Au moment où cette loi est proposée, le gouvernement israélien, dirigé par Yitzhak Rabin, se montre plutôt réticent face à l'éventualité d'une relocalisation de l'ambassade américaine, alors que de grandes avancées ont été enregistrées dans le processus de paix entre Palestiniens et Israéliens.

Dans une édition internationale du magazine américain Time de mai 1995, il est rapporté que "l'administration du président Clinton, tout comme le gouvernement israélien, soutiennent le principe de déménager l'ambassade mais préféreraient que le processus de paix soit stabilisé avant de traiter la question explosive du statut de Jérusalem". Une façon polie de repousser le texte législatif en question pour ne pas mettre en danger les pourparlers entre Israël et les Palestiniens, très intenses à l'époque et qui tournaient autour de la mise en place de l'Autorité palestinienne.

Un porte-parole du Premier ministre israélien de l'époque, Yitzhak Rabin, avait alors accusé le Likoud, parti israélien de droite, d'être à l'origine du Jerusalem Embassy Act afin de "torpiller les négociations pour la paix". 
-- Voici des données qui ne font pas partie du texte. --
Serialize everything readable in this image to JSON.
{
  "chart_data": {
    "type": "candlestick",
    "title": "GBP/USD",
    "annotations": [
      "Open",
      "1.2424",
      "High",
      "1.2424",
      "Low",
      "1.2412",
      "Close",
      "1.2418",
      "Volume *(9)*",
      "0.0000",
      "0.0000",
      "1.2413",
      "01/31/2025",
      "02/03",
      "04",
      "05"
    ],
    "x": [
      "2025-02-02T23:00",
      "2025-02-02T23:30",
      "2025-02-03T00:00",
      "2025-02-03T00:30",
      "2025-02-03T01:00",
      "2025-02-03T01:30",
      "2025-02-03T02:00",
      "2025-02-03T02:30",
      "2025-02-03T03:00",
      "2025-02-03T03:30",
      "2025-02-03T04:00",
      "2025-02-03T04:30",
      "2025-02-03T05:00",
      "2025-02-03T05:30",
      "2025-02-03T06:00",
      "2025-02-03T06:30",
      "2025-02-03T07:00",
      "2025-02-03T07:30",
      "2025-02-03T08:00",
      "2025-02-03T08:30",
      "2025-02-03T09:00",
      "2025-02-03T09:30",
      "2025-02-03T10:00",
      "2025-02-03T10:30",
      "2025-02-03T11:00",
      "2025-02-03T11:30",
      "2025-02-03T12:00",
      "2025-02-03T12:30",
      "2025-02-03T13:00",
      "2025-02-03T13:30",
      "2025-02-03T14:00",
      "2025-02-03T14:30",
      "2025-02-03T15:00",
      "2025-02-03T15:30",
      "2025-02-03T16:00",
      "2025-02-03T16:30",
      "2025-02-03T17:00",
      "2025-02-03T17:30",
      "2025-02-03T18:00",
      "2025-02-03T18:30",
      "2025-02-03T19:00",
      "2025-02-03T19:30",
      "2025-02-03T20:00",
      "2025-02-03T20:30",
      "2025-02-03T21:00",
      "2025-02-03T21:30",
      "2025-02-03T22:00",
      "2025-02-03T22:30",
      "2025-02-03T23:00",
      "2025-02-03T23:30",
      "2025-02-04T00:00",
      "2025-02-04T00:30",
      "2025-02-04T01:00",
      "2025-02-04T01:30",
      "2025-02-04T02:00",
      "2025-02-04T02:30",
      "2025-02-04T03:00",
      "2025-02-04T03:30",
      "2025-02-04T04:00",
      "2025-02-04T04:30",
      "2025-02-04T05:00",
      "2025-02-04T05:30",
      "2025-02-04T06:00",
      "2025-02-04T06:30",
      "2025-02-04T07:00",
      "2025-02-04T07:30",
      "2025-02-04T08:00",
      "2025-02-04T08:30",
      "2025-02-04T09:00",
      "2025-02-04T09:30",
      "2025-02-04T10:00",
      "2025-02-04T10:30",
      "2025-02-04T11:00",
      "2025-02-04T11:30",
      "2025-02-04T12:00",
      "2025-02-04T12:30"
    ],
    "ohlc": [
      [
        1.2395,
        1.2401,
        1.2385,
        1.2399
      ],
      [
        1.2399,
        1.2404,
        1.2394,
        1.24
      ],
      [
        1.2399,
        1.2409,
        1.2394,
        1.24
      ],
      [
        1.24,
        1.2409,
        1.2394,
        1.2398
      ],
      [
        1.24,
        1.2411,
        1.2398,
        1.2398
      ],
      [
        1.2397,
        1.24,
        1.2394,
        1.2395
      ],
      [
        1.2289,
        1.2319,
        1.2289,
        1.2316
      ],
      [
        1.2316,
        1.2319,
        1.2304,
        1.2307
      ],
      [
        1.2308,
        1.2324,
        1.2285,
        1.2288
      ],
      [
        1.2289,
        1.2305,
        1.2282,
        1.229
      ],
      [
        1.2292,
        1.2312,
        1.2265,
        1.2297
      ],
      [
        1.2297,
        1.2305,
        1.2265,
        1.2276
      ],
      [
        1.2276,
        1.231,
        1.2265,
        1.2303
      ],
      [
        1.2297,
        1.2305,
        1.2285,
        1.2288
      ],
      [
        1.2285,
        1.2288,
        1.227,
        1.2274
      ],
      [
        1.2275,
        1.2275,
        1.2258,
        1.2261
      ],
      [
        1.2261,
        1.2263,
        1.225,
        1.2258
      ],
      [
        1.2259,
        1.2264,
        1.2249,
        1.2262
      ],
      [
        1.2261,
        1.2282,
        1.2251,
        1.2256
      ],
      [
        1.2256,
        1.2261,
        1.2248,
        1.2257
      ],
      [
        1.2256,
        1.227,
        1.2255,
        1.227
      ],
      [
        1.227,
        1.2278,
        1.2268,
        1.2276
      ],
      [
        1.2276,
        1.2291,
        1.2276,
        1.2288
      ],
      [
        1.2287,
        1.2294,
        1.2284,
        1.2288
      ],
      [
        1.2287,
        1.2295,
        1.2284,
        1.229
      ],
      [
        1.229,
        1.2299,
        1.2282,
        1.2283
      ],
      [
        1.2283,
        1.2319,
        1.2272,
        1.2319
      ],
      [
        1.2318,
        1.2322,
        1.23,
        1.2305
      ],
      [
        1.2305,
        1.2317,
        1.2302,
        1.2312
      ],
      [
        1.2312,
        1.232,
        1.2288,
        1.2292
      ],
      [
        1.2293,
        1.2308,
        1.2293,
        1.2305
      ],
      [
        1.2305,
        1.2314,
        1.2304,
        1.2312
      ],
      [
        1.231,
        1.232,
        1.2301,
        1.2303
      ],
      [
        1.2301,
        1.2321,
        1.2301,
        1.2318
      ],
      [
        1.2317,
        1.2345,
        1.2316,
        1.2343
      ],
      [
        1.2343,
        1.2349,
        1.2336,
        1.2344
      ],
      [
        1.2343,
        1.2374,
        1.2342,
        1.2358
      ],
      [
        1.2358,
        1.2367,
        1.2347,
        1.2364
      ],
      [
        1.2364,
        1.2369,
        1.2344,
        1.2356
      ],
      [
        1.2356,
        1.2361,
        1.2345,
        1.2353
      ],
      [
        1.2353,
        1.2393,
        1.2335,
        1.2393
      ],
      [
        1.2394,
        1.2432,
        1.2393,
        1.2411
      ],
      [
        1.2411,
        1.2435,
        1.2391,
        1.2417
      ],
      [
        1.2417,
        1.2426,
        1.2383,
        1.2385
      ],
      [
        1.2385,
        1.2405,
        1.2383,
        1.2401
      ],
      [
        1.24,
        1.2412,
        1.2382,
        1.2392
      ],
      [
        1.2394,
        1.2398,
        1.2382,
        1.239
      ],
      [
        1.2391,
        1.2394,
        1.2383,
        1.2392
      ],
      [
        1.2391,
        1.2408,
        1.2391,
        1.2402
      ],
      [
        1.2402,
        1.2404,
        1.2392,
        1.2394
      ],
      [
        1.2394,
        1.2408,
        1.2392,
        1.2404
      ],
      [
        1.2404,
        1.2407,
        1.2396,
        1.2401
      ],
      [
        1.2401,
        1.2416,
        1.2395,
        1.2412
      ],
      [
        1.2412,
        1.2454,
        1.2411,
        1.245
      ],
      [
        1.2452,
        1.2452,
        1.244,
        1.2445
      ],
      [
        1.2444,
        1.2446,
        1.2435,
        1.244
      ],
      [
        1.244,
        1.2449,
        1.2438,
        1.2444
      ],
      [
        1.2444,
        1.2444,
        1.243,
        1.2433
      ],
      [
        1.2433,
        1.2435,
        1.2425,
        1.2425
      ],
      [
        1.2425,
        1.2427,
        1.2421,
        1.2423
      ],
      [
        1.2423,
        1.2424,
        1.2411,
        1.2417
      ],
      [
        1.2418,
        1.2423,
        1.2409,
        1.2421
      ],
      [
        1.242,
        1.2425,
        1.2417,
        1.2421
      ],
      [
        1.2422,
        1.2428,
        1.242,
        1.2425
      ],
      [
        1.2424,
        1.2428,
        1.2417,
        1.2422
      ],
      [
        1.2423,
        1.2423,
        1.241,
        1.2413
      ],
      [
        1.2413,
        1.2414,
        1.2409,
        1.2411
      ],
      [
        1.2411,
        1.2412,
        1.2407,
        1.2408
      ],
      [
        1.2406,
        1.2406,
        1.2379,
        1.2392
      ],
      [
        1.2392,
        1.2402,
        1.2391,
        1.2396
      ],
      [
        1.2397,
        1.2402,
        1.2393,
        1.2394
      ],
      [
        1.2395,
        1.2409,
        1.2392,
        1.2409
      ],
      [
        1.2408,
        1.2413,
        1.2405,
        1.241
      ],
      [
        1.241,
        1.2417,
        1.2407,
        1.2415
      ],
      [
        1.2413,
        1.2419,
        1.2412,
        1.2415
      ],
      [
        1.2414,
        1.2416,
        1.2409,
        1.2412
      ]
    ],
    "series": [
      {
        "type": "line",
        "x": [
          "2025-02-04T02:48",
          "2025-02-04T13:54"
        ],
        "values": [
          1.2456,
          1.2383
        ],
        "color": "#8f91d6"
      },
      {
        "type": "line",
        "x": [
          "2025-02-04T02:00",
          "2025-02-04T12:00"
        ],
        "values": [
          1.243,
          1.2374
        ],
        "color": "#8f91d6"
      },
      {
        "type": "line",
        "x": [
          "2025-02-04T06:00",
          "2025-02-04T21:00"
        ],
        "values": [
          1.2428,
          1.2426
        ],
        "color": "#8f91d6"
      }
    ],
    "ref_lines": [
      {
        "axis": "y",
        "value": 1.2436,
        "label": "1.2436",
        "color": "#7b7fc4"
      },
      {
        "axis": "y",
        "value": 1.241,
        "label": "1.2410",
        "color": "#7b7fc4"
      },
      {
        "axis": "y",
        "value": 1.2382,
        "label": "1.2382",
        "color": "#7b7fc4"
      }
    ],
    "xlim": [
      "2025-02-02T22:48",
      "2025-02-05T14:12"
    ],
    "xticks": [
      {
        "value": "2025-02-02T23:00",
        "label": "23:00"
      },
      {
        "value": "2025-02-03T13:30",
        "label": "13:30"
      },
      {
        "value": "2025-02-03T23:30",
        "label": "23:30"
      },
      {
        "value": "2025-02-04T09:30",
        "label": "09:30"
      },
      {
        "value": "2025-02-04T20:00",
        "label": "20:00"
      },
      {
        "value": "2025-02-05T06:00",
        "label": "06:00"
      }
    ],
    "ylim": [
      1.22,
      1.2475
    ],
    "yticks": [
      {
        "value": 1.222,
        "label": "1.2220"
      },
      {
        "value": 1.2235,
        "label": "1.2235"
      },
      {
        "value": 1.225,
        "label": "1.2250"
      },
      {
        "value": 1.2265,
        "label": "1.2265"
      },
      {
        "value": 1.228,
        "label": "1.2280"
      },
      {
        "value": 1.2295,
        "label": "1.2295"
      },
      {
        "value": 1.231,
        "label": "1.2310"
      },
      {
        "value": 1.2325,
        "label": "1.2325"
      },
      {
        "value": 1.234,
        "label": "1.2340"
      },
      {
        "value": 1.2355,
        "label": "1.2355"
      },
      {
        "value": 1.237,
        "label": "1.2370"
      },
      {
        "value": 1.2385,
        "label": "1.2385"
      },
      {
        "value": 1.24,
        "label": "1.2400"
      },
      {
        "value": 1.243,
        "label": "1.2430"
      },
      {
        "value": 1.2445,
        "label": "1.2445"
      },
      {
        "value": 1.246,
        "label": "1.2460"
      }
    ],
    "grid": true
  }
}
Shimon Peres, ministre israélien des Affaires étrangères à l'époque, avait de son côté affirmé que "les États-Unis n'ont pour le moment pas besoin que nous nous impliquions dans cette affaire". Son collègue des Communications, Shulamit Aloni, avait quant à lui déclaré que "si les Américains décident de relocaliser immédiatement leur ambassade, ils seront tenus responsables de provoquer des tensions dont nous pourrions nous passer".

 

Repoussée tous les six mois

En dépit de cette "tiédeur" israélienne, la proposition de loi du sénateur Dole a été votée au Congrès en octobre 1995. Elle est contraignante pour le gouvernement américain mais une clause lui a toutefois été ajoutée, permettant aux présidents de repousser son application chaque six mois en vertu « d'intérêts de sécurité nationale ».

Les présidents Clinton, Bush junior et Obama ont ainsi méthodiquement actionné la clause de report tous les six mois, en écho à la communauté internationale qui ne reconnaît pas la souveraineté israélienne sur Jérusalem et considère Jérusalem-Est – annexée par Israël – comme territoire occupé.

De fait, toutes les ambassades étrangères sont établies à Tel-Aviv, la capitale reconnue de l'État hébreu. C'est jusqu'ici aussi le cas des États-Unis, qui, sous toutes les administrations, démocrates et républicaines, ont considéré Jérusalem comme un "corpus separatum". Donald Trump a changé la donne.